Patisserie Valerie: Had 200 cafes employing nearly 3,000 people when an accounting scandal prompted the chain to call in administrators in January 2019. About 70 of the group’s 200 stores closed immediately with the loss of 900 jobs. About 2,000 jobs were saved when about 100 Patisserie Valerie cafes were rescued by Causeway Capital, more than 20 of which have since closed. 21 Philpotts sandwich shops were bought by AF Blakemore & Son. and four Baker & Spice cafes a were bought by the Department of Coffee & Social Affairs.
Ormrod said: “Amid a UK lockdown and self-isolation, buying new clothes and footwear is far from a top priority for consumers, making spring/summer a season to forget for fashion retailers – but one with long-lasting consequences.”
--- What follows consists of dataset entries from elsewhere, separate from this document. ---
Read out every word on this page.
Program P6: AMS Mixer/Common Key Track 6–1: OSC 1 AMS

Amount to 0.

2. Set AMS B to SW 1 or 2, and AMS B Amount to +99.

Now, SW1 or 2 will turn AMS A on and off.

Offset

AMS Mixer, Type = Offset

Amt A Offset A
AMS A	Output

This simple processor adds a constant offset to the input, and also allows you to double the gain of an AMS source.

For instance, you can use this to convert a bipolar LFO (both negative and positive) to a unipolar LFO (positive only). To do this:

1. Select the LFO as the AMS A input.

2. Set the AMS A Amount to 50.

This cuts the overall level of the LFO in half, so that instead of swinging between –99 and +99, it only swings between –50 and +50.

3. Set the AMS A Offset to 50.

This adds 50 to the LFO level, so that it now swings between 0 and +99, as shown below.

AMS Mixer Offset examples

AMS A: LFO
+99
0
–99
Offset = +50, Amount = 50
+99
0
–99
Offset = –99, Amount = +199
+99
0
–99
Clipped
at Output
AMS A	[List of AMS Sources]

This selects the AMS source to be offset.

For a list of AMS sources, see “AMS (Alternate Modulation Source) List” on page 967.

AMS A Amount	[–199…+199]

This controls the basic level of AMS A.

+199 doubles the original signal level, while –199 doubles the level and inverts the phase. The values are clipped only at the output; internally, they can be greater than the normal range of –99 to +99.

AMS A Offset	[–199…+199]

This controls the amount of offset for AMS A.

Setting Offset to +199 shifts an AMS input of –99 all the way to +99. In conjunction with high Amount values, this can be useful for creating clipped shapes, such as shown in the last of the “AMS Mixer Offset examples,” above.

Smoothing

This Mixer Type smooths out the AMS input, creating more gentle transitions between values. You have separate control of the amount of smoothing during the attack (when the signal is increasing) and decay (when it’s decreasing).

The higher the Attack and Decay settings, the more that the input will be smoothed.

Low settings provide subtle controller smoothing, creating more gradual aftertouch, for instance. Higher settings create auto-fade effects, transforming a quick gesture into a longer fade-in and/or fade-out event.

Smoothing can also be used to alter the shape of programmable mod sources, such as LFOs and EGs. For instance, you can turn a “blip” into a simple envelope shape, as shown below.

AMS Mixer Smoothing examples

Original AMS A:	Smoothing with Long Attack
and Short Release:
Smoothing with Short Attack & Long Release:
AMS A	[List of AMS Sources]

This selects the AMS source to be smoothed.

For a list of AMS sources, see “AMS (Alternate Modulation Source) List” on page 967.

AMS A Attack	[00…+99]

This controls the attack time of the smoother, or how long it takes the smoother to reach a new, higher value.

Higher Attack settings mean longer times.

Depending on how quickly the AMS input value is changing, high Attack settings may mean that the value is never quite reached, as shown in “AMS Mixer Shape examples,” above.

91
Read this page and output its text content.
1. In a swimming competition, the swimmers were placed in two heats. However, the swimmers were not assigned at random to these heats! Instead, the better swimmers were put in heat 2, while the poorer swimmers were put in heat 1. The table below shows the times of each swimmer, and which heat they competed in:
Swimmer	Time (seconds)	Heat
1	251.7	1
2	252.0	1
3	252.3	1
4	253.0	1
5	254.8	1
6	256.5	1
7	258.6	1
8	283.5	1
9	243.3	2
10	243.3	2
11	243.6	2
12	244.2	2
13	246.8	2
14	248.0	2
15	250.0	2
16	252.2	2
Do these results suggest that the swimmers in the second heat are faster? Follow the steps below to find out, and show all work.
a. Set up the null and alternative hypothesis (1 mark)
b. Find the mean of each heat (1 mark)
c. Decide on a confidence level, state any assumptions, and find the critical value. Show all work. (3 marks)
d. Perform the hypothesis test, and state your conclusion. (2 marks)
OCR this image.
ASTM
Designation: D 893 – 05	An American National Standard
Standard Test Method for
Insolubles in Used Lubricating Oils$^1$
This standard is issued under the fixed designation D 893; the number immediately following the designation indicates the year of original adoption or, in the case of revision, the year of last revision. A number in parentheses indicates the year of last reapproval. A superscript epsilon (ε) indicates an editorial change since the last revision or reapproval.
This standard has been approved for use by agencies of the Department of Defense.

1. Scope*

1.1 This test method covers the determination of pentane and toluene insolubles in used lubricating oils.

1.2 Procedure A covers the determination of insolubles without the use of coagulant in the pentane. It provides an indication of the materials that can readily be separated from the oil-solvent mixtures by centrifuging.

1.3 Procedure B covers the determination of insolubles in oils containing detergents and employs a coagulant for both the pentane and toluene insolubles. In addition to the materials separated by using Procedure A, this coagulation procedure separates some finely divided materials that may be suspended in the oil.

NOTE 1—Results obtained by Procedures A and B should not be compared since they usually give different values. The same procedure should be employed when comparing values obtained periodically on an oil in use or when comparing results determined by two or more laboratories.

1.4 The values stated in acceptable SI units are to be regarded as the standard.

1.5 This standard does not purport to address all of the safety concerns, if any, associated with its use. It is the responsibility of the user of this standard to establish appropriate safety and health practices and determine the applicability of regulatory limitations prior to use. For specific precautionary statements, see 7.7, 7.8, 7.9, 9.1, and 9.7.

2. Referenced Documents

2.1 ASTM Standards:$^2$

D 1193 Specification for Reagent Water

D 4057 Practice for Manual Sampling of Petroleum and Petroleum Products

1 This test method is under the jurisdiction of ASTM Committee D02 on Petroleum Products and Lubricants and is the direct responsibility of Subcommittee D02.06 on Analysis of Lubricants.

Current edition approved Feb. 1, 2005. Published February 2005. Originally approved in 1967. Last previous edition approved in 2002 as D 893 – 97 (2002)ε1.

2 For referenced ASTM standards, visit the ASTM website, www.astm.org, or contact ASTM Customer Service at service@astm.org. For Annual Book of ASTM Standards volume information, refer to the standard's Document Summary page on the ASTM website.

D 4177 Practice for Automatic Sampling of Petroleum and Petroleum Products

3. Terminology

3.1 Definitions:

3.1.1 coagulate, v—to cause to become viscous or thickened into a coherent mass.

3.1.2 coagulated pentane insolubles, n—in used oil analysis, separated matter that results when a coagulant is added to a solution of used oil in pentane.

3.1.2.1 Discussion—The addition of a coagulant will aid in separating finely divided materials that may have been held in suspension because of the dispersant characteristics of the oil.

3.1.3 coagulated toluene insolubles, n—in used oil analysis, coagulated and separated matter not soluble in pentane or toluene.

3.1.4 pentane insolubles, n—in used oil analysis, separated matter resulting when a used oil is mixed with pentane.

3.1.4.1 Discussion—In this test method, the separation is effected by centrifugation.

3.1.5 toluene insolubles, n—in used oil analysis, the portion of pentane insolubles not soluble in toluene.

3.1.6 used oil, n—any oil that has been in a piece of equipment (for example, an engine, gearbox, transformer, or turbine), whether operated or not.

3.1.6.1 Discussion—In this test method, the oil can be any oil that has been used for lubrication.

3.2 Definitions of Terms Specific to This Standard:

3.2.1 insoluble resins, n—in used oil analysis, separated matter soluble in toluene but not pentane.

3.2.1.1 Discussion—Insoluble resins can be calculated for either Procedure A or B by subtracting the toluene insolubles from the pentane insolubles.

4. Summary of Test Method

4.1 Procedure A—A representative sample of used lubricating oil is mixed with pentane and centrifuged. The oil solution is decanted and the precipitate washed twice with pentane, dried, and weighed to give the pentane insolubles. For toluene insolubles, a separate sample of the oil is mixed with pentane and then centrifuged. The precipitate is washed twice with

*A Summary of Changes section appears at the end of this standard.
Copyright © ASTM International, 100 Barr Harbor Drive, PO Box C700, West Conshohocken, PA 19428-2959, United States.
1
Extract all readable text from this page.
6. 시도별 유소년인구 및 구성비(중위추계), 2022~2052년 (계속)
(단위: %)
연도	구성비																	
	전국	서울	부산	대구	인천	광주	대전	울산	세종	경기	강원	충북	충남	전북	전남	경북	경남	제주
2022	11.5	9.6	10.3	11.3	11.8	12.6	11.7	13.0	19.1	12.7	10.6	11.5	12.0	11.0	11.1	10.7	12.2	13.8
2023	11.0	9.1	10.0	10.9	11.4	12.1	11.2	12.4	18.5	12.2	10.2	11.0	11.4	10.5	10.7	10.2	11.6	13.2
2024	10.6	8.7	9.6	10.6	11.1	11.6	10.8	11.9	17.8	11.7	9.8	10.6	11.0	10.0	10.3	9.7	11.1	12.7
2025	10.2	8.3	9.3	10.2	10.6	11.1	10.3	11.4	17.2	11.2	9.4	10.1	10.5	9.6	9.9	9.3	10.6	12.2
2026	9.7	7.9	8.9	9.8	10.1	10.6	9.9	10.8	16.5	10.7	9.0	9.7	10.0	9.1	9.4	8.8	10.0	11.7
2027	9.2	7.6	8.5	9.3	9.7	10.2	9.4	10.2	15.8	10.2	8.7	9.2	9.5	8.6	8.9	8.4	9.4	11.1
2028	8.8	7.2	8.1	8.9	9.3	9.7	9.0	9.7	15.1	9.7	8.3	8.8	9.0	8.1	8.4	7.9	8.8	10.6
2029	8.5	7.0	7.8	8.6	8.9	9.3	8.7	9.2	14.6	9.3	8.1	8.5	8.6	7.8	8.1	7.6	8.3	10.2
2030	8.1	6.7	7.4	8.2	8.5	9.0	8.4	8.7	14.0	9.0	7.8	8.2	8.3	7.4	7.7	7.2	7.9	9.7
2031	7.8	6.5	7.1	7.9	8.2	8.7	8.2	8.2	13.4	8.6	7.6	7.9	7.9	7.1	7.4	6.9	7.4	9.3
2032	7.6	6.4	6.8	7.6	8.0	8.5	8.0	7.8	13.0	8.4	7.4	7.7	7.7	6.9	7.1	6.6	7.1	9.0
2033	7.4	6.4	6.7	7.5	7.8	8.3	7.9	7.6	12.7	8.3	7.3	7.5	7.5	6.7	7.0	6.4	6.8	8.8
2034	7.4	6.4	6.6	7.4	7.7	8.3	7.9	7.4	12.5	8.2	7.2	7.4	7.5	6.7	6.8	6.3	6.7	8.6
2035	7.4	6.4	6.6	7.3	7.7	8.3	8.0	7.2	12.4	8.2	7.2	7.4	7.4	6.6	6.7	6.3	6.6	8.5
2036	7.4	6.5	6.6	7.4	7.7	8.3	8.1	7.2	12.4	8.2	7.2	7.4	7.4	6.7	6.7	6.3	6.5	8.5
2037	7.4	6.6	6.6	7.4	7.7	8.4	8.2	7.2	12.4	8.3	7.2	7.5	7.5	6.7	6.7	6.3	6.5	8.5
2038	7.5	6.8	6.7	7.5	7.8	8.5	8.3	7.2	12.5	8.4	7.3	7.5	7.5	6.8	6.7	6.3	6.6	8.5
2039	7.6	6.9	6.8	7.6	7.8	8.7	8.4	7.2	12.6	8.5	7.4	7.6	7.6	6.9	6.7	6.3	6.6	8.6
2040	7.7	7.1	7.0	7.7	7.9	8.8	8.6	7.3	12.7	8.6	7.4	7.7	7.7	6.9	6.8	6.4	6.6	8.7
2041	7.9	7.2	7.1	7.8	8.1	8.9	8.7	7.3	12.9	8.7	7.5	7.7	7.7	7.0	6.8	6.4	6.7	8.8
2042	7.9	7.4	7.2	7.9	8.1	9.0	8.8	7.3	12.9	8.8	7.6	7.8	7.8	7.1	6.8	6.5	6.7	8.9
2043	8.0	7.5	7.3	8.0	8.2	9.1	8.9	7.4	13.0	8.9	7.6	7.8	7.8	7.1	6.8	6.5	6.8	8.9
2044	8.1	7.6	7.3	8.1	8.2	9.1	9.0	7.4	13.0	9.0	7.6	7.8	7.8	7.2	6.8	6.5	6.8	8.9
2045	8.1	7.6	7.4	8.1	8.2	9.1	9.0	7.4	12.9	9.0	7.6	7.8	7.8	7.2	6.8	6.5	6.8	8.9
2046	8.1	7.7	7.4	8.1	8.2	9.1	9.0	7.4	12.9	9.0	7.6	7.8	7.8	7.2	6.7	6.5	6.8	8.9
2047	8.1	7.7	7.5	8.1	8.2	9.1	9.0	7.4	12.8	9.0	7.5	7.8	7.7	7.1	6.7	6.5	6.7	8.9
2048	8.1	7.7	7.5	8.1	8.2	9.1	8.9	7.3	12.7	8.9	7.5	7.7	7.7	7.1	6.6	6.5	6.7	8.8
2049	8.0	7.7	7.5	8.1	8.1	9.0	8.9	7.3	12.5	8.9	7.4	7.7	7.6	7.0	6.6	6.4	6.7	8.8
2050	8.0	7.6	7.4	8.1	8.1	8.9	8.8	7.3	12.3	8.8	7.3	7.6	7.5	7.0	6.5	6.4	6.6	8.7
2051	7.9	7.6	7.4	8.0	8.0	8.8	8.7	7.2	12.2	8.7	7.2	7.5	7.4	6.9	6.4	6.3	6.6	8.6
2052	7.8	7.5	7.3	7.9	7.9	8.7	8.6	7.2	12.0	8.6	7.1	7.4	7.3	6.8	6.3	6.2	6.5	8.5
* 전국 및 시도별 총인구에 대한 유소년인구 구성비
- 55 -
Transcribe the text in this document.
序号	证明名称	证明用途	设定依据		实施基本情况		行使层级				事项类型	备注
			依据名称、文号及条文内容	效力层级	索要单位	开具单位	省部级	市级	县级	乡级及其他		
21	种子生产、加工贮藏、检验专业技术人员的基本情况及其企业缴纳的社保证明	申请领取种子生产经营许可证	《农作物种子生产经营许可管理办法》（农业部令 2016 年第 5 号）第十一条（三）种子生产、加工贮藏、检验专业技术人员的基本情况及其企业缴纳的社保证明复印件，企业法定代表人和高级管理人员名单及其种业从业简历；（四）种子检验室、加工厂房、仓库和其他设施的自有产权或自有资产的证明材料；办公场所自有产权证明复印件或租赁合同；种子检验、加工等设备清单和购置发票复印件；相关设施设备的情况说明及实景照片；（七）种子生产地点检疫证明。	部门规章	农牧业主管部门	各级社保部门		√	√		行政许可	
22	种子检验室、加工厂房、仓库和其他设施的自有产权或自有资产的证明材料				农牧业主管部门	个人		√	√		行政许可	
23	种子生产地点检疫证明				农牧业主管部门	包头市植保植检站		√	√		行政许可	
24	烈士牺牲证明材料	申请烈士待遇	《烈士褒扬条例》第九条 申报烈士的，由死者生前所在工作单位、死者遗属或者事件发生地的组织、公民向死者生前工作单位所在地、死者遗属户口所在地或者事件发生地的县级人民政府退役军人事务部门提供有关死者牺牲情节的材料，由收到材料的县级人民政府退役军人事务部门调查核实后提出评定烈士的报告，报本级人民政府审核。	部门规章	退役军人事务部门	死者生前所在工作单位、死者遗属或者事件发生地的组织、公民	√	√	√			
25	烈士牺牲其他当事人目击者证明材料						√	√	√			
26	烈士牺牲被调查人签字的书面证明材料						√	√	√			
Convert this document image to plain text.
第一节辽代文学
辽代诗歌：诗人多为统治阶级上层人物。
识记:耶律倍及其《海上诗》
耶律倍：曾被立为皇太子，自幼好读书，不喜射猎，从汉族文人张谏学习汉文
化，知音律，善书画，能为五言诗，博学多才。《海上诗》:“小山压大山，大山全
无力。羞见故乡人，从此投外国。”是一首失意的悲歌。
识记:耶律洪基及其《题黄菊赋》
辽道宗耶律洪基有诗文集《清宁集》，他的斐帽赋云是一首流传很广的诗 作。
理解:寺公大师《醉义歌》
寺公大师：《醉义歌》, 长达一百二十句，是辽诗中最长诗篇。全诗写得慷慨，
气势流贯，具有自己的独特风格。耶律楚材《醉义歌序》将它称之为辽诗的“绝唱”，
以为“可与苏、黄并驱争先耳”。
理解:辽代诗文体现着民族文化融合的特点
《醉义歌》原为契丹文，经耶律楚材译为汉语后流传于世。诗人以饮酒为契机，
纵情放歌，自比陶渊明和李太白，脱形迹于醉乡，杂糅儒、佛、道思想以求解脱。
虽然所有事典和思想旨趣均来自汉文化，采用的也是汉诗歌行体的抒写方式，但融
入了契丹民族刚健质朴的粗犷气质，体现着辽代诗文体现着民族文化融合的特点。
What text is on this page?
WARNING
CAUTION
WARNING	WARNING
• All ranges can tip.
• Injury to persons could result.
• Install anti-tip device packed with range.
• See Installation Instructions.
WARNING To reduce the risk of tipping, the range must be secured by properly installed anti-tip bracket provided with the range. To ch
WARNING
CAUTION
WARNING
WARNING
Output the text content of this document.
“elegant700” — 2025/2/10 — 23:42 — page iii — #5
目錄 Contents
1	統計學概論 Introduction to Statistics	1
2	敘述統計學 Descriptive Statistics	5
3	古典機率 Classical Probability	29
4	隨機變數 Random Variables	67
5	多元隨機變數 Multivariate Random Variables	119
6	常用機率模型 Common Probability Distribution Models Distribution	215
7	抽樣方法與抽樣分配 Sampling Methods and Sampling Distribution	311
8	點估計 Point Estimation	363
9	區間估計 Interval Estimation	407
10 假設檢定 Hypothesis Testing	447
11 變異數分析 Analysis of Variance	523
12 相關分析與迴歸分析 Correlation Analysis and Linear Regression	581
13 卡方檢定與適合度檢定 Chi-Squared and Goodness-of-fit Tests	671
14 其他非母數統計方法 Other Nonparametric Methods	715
Next had already predicted that disruption stemming from the outbreak could wipe £1bn off this year’s sales while Primark has been desperately trying to cancel orders placed with suppliers.
With its stores – and now its website – out of action, Next has been trying to delay orders and is considering leasing extra warehousing to hold stock flowing into the business.
The forced closure of all non-essential shops by the government is a fresh blow for a high street which was already struggling as weak consumer spending was compounded by the shift to online spending. The scale of high street decline was spelled out by new research from the advisory firm Deloitte which showed that a net total of 9,169 stores closed in the UK last year, which was a fifth more – the equivalent of 1,619 stores – than in 2018. That is the equivalent of 25 stores a day.